My hair is growing and then falls out after a few days. I still have my arm hair? I was told receiving the red devil infusions would make my hair fall out. Well, we’ll wait and see. I am excited to see it grow, although I must cut it off after 3 months to ensure the hair comes out consistently. Chemotherapy can change the texture and color of my hair. We’ll see what happens. At the very least, I’ll be happy to have something on my head.
Okay, back to the point about how to celebrate: I would love to have a little party where I get people to write notes of support and appreciation and deliver them for patients to grab as they need. I would also love to find a way to have a packing party where we pack items for chemo patients. I received a box prepared by volunteers from the National Breast Cancer Foundation, and it really moved me to tears.

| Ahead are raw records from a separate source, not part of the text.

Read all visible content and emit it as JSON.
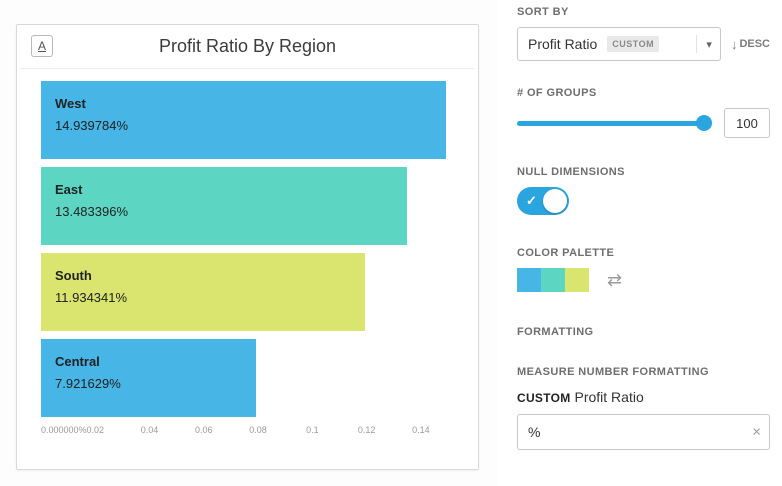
{
  "chart_data": {
    "type": "bar",
    "orientation": "horizontal",
    "title": "Profit Ratio By Region",
    "mark_icon": "A",
    "categories": [
      "West",
      "East",
      "South",
      "Central"
    ],
    "values": [
      14.939784,
      13.483396,
      11.934341,
      7.921629
    ],
    "value_labels": [
      "14.939784%",
      "13.483396%",
      "11.934341%",
      "7.921629%"
    ],
    "bar_colors": [
      "#47b5e6",
      "#5cd6c3",
      "#d9e56e",
      "#47b5e6"
    ],
    "x_ticks": [
      {
        "label": "0.000000%",
        "value": 0
      },
      {
        "label": "0.02",
        "value": 0.02
      },
      {
        "label": "0.04",
        "value": 0.04
      },
      {
        "label": "0.06",
        "value": 0.06
      },
      {
        "label": "0.08",
        "value": 0.08
      },
      {
        "label": "0.1",
        "value": 0.1
      },
      {
        "label": "0.12",
        "value": 0.12
      },
      {
        "label": "0.14",
        "value": 0.14
      }
    ],
    "xlim": [
      0,
      0.15
    ],
    "grid": false,
    "legend": false
  },
  "panel": {
    "sort_by": {
      "label": "SORT BY",
      "value": "Profit Ratio",
      "badge": "CUSTOM",
      "desc": "DESC"
    },
    "groups": {
      "label": "# OF GROUPS",
      "value": "100",
      "slider_pct": 100
    },
    "null_dimensions": {
      "label": "NULL DIMENSIONS",
      "enabled": true
    },
    "color_palette": {
      "label": "COLOR PALETTE",
      "colors": [
        "#47b5e6",
        "#5cd6c3",
        "#d9e56e"
      ]
    },
    "formatting_label": "FORMATTING",
    "measure_formatting": {
      "label": "MEASURE NUMBER FORMATTING",
      "custom": "CUSTOM",
      "measure": "Profit Ratio",
      "value": "%"
    }
  },
  "colors": {
    "accent_blue": "#2aa5e0"
  },
  "icons": {
    "caret": "▾",
    "desc_arrow": "↓",
    "check": "✓",
    "swap": "⇄",
    "clear": "×"
  }
}
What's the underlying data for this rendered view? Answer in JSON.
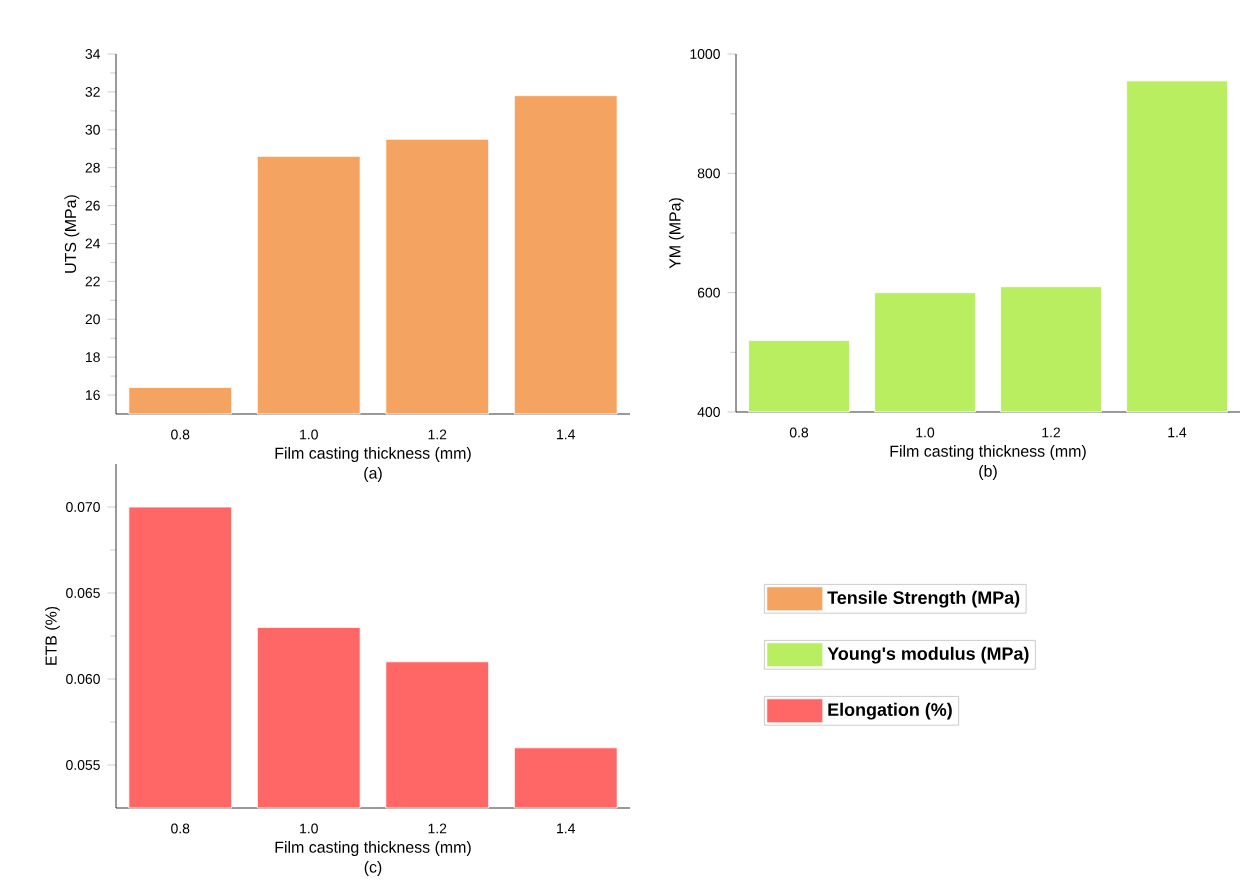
{
  "chart_data": [
    {
      "type": "bar",
      "xlabel": "Film casting thickness (mm)",
      "ylabel": "UTS (MPa)",
      "annotations": [
        "(a)"
      ],
      "categories": [
        "0.8",
        "1.0",
        "1.2",
        "1.4"
      ],
      "ylim": [
        15,
        34
      ],
      "yticks": [
        16,
        18,
        20,
        22,
        24,
        26,
        28,
        30,
        32,
        34
      ],
      "legend": "bottom right",
      "series": [
        {
          "name": "Tensile Strength (MPa)",
          "color": "#f4a460",
          "values": [
            16.4,
            28.6,
            29.5,
            31.8
          ]
        }
      ]
    },
    {
      "type": "bar",
      "xlabel": "Film casting thickness (mm)",
      "ylabel": "YM (MPa)",
      "annotations": [
        "(b)"
      ],
      "categories": [
        "0.8",
        "1.0",
        "1.2",
        "1.4"
      ],
      "ylim": [
        400,
        1000
      ],
      "yticks": [
        400,
        600,
        800,
        1000
      ],
      "legend": "bottom",
      "series": [
        {
          "name": "Young's modulus (MPa)",
          "color": "#b8ee60",
          "values": [
            520,
            600,
            610,
            955
          ]
        }
      ]
    },
    {
      "type": "bar",
      "xlabel": "Film casting thickness (mm)",
      "ylabel": "ETB (%)",
      "annotations": [
        "(c)"
      ],
      "categories": [
        "0.8",
        "1.0",
        "1.2",
        "1.4"
      ],
      "ylim": [
        0.0525,
        0.0725
      ],
      "yticks": [
        {
          "value": 0.055,
          "label": "0.055"
        },
        {
          "value": 0.06,
          "label": "0.060"
        },
        {
          "value": 0.065,
          "label": "0.065"
        },
        {
          "value": 0.07,
          "label": "0.070"
        }
      ],
      "legend": "right",
      "series": [
        {
          "name": "Elongation (%)",
          "color": "#ff6666",
          "values": [
            0.07,
            0.063,
            0.061,
            0.056
          ]
        }
      ]
    }
  ]
}
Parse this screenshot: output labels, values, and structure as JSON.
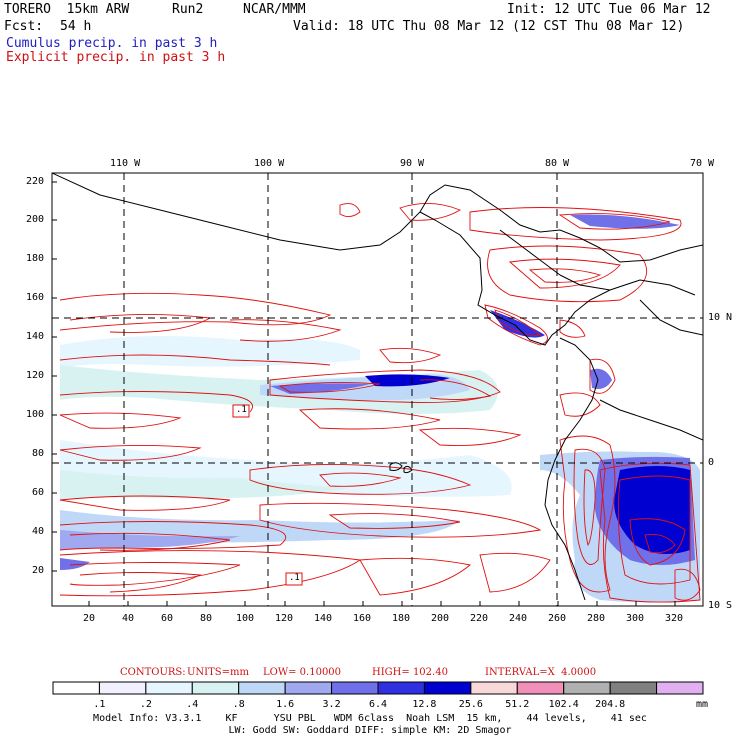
{
  "header": {
    "model": "TORERO  15km ARW",
    "run": "Run2",
    "org": "NCAR/MMM",
    "init": "Init: 12 UTC Tue 06 Mar 12",
    "fcst_label": "Fcst:",
    "fcst_value": "54 h",
    "valid": "Valid: 18 UTC Thu 08 Mar 12 (12 CST Thu 08 Mar 12)",
    "field1": "Cumulus precip. in past 3 h",
    "field2": "Explicit precip. in past 3 h"
  },
  "map": {
    "lon_labels": [
      "110 W",
      "100 W",
      "90 W",
      "80 W",
      "70 W"
    ],
    "lat_labels": [
      "10 N",
      "0",
      "10 S"
    ],
    "y_ticks": [
      "220",
      "200",
      "180",
      "160",
      "140",
      "120",
      "100",
      "80",
      "60",
      "40",
      "20"
    ],
    "x_ticks": [
      "20",
      "40",
      "60",
      "80",
      "100",
      "120",
      "140",
      "160",
      "180",
      "200",
      "220",
      "240",
      "260",
      "280",
      "300",
      "320"
    ],
    "box_labels": [
      ".1",
      ".1"
    ]
  },
  "contours_line": {
    "label": "CONTOURS:",
    "units": "UNITS=mm",
    "low": "LOW= 0.10000",
    "high": "HIGH= 102.40",
    "interval": "INTERVAL=X  4.0000"
  },
  "colorbar": {
    "labels": [
      ".1",
      ".2",
      ".4",
      ".8",
      "1.6",
      "3.2",
      "6.4",
      "12.8",
      "25.6",
      "51.2",
      "102.4",
      "204.8"
    ],
    "unit": "mm",
    "colors": [
      "#ffffff",
      "#f0f0ff",
      "#e6f6ff",
      "#d8f2f2",
      "#c0d8f8",
      "#a0a8f0",
      "#7070e8",
      "#3030e0",
      "#0000d0",
      "#f8d8d8",
      "#f090b8",
      "#b0b0b0",
      "#808080",
      "#e0b0f0"
    ]
  },
  "footer": {
    "line1": "Model Info: V3.3.1    KF      YSU PBL   WDM 6class  Noah LSM  15 km,    44 levels,    41 sec",
    "line2": "LW: Godd SW: Goddard DIFF: simple KM: 2D Smagor"
  }
}
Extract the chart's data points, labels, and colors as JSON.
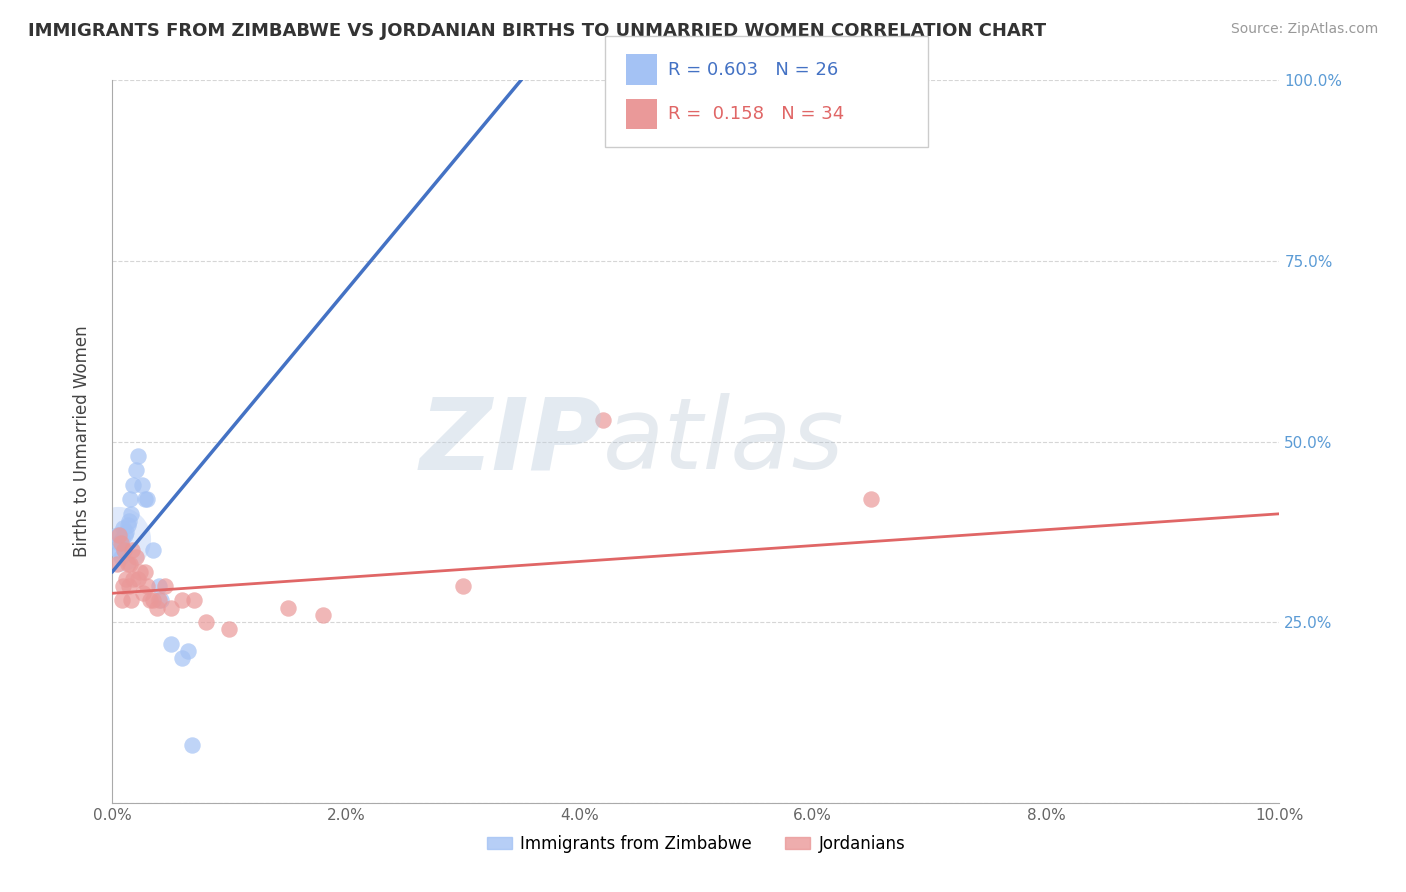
{
  "title": "IMMIGRANTS FROM ZIMBABWE VS JORDANIAN BIRTHS TO UNMARRIED WOMEN CORRELATION CHART",
  "source": "Source: ZipAtlas.com",
  "ylabel": "Births to Unmarried Women",
  "xlim": [
    0.0,
    10.0
  ],
  "ylim": [
    0.0,
    100.0
  ],
  "yticks": [
    0.0,
    25.0,
    50.0,
    75.0,
    100.0
  ],
  "xticks": [
    0.0,
    2.0,
    4.0,
    6.0,
    8.0,
    10.0
  ],
  "blue_color": "#a4c2f4",
  "pink_color": "#ea9999",
  "line_blue": "#4472c4",
  "line_pink": "#e06666",
  "blue_scatter": [
    [
      0.04,
      37.0
    ],
    [
      0.05,
      35.0
    ],
    [
      0.06,
      36.0
    ],
    [
      0.07,
      34.0
    ],
    [
      0.08,
      36.5
    ],
    [
      0.09,
      38.0
    ],
    [
      0.1,
      35.0
    ],
    [
      0.11,
      37.0
    ],
    [
      0.12,
      37.5
    ],
    [
      0.13,
      38.5
    ],
    [
      0.14,
      39.0
    ],
    [
      0.15,
      42.0
    ],
    [
      0.16,
      40.0
    ],
    [
      0.18,
      44.0
    ],
    [
      0.2,
      46.0
    ],
    [
      0.22,
      48.0
    ],
    [
      0.25,
      44.0
    ],
    [
      0.28,
      42.0
    ],
    [
      0.3,
      42.0
    ],
    [
      0.35,
      35.0
    ],
    [
      0.4,
      30.0
    ],
    [
      0.42,
      28.0
    ],
    [
      0.5,
      22.0
    ],
    [
      0.6,
      20.0
    ],
    [
      0.65,
      21.0
    ],
    [
      0.68,
      8.0
    ]
  ],
  "pink_scatter": [
    [
      0.04,
      33.0
    ],
    [
      0.06,
      37.0
    ],
    [
      0.07,
      36.0
    ],
    [
      0.08,
      28.0
    ],
    [
      0.09,
      30.0
    ],
    [
      0.1,
      35.0
    ],
    [
      0.12,
      31.0
    ],
    [
      0.13,
      33.0
    ],
    [
      0.14,
      30.0
    ],
    [
      0.15,
      33.0
    ],
    [
      0.16,
      28.0
    ],
    [
      0.17,
      35.0
    ],
    [
      0.18,
      31.0
    ],
    [
      0.2,
      34.0
    ],
    [
      0.22,
      31.0
    ],
    [
      0.24,
      32.0
    ],
    [
      0.26,
      29.0
    ],
    [
      0.28,
      32.0
    ],
    [
      0.3,
      30.0
    ],
    [
      0.32,
      28.0
    ],
    [
      0.35,
      28.0
    ],
    [
      0.38,
      27.0
    ],
    [
      0.4,
      28.0
    ],
    [
      0.45,
      30.0
    ],
    [
      0.5,
      27.0
    ],
    [
      0.6,
      28.0
    ],
    [
      0.7,
      28.0
    ],
    [
      0.8,
      25.0
    ],
    [
      1.0,
      24.0
    ],
    [
      1.5,
      27.0
    ],
    [
      1.8,
      26.0
    ],
    [
      3.0,
      30.0
    ],
    [
      4.2,
      53.0
    ],
    [
      6.5,
      42.0
    ]
  ],
  "blue_line_x0": 0.0,
  "blue_line_y0": 32.0,
  "blue_line_x1": 3.5,
  "blue_line_y1": 100.0,
  "pink_line_x0": 0.0,
  "pink_line_y0": 29.0,
  "pink_line_x1": 10.0,
  "pink_line_y1": 40.0,
  "large_blob_x": 0.05,
  "large_blob_y": 36.5,
  "watermark_zip": "ZIP",
  "watermark_atlas": "atlas",
  "background_color": "#ffffff"
}
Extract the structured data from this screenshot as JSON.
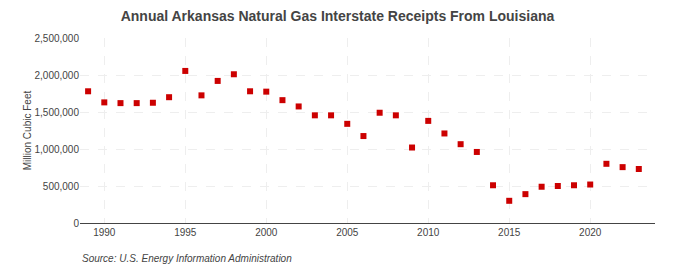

It was a lovely gesture amid shittiness.
Some things that have brought me joy lately:
- Seeing Future Islands with a friend
- Sleeping in to honor how fucking tired this body has been
- Nice warm showers
- Delicious tea helping my stomach
- IT’S FRIDAY
Some things I want:
- Sleep more
- Continue hydrating
- Some Cheetos
- I want a pizza with prosciutto on top omg
- A massage for my back
Some things I am looking forward to:
- Watching a soccer game tonight on TV
- Celebrating my boyfriend’s birthday tomorrow
- I’m seeing Lilo & Stitch with my mom on Monday, and there’s no work or chemo! (chemo got moved to Wednesday)
- I’m going to watch Mission Impossible on Saturday!
- Starting physical therapy soon!
- A trip to Epcot for the Flower and Garden Festival!